Higher German infrastructure spending will support eurozone growth, but not enough to counter the drag from U.S. tariffs, says Alfred Kammer, director of the IMF’s European department.
The IMF recently cut its euro area growth forecast by 0.2 percentage points for both 2025 and 2026, citing trade tensions fueled by U.S. tariffs. Growth is now projected at 0.8% for 2025 and 1.2% for 2026.
“It’s the tariffs and the trade tensions which weigh on the outlook rather than the positive effects on the fiscal side,” Kammer said at the IMF-World Bank Spring Meetings. Emerging euro area economies are expected to suffer even steeper downgrades.
Germany’s new 500 billion euro infrastructure and climate fund, enabled by loosening debt rules, will help growth but won't fully offset trade-related damage. Economists have called the fund a potential "game changer" for Germany’s sluggish economy.

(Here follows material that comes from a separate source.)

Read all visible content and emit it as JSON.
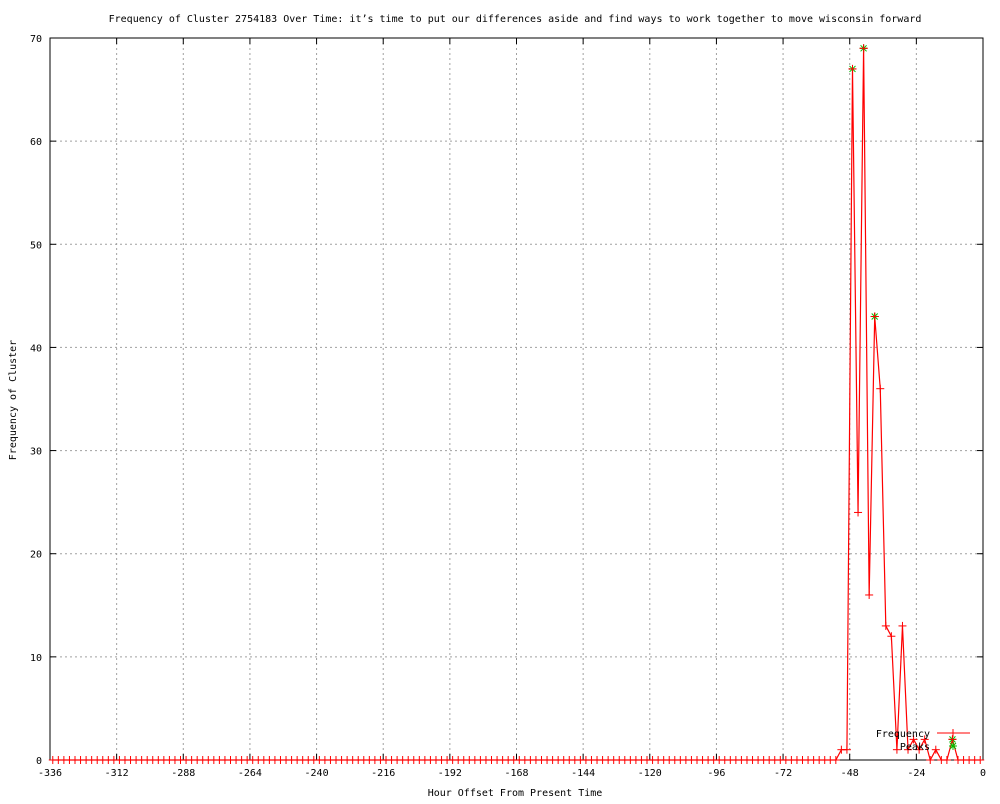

However, optimism is tempered by fears that U.S. tariffs will further slow global trade and economic activity. While ECB policymakers noted tariffs could help lower inflation, they also warned of increased uncertainty.
Kammer advised the ECB to cut rates just once more this year — a 25-basis-point move — following seven cuts since June 2024. Afterward, he said, rates should be held steady unless major shocks occur.
Market pricing currently suggests two more ECB rate cuts by year-end.